Investing the assets of employee benefit plans (both pension and welfare) presents unique issues. That’s why we regularly advise plan sponsors and trustees on the plan asset, fiduciary conduct and prohibited transaction rules to help them comply with the numerous requirements of ERISA Title I and, to the extent possible, ensure that their investments live under ERISA.

In conjunction, we provide advice on the structural issues surrounding investments and the associated tax consequences such as unrelated business income.

Our group routinely provides legal guidance about traditional investments as well as private placements, offshore, real estate and other alternative investments. This includes advising about the prohibited transaction rules and related exemptions, investment structures and unrelated business income tax.

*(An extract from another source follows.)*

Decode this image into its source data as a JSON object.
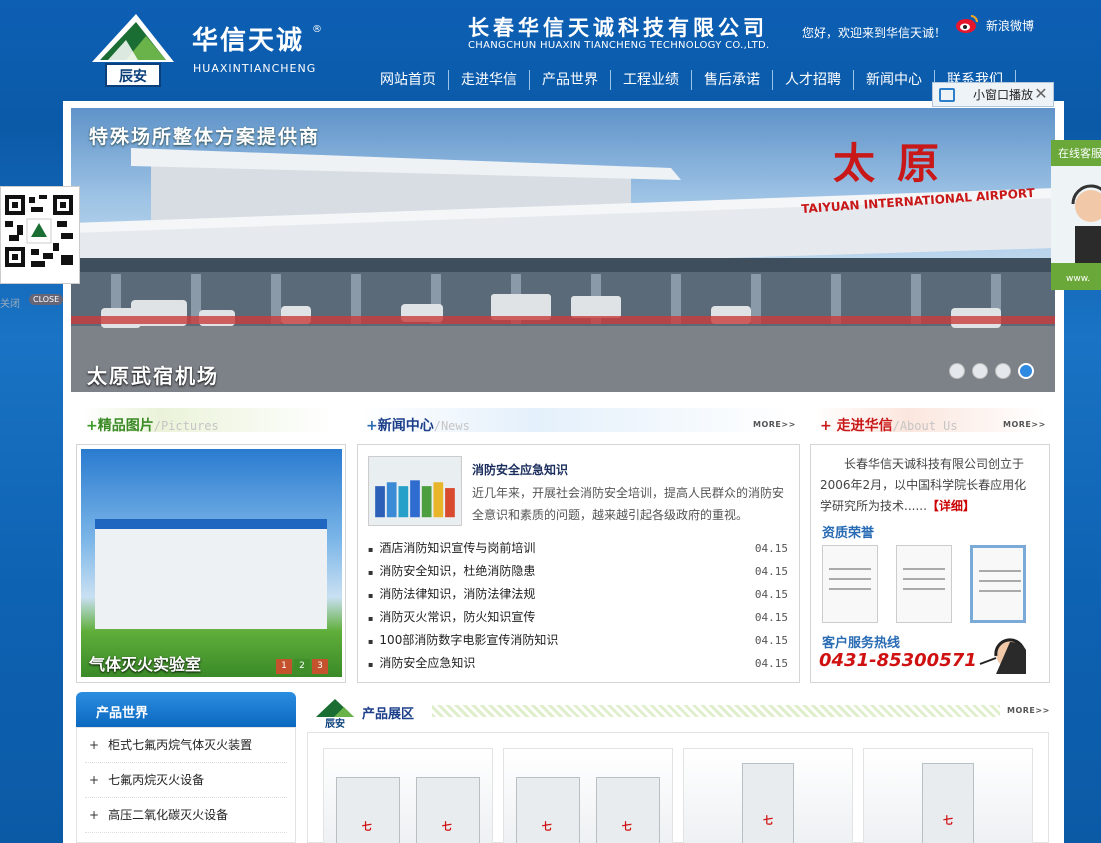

We have a long history of negotiating and drafting discretionary investment management agreements, side-letter agreements, investment policy statements, custodial agreements, service provider agreements and other related documents.

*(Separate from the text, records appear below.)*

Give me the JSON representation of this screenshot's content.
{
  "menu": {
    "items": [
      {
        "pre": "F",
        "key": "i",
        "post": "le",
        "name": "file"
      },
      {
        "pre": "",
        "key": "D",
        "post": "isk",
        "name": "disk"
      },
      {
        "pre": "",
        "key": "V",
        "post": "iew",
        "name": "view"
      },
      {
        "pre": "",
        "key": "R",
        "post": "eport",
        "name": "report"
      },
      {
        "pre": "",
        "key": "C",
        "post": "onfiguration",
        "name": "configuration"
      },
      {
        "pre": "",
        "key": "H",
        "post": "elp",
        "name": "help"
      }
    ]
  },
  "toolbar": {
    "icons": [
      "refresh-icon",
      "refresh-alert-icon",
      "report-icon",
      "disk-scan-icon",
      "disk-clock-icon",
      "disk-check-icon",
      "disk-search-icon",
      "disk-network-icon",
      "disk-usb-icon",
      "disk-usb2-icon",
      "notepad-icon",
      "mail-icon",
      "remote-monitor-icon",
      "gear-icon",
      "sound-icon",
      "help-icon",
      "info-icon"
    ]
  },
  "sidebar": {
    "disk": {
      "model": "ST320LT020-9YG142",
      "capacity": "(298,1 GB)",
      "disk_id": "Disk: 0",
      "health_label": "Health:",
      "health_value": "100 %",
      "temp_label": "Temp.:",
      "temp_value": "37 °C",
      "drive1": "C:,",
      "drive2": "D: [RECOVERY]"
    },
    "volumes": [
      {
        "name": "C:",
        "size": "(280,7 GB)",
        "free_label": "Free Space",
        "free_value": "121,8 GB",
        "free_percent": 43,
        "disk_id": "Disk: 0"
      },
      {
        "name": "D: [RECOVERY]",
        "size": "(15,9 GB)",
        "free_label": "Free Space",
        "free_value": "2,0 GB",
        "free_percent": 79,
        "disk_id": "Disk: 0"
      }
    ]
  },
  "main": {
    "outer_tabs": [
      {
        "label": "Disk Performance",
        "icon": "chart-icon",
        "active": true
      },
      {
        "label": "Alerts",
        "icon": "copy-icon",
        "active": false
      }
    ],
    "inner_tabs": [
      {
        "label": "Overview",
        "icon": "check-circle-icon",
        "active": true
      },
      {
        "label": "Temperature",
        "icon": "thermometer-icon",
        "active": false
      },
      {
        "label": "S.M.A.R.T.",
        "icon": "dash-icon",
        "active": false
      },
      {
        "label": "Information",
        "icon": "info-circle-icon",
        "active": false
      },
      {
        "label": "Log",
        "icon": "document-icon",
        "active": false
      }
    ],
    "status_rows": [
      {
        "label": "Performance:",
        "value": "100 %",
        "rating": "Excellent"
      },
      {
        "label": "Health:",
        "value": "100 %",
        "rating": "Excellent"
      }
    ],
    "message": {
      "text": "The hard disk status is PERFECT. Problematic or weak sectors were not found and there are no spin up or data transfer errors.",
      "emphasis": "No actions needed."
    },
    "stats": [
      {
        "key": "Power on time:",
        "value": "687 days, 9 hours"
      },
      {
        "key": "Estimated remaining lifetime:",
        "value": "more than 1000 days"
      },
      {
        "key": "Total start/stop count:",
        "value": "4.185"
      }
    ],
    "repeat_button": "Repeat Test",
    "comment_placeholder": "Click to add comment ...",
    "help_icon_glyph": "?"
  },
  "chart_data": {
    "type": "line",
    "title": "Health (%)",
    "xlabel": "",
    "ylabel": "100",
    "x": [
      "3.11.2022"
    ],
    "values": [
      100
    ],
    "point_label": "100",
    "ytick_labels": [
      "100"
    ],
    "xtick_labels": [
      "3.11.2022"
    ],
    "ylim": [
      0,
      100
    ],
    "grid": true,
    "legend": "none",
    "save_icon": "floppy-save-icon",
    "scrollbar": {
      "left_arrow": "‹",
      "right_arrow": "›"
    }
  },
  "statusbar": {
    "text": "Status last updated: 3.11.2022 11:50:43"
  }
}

We regularly counsel clients on compliance with ERISA Section 404(c) when defined contribution plans permit participants to direct investments, including the selection of qualified default investments. We have provided expert advice to help several investment-managed defined contribution plans convert to participant directed.

We also routinely address issues involving the fiduciary aspects of reporting and disclosure including the representation of employee benefit plans in audits and investigations conducted by the U.S. Department of Labor.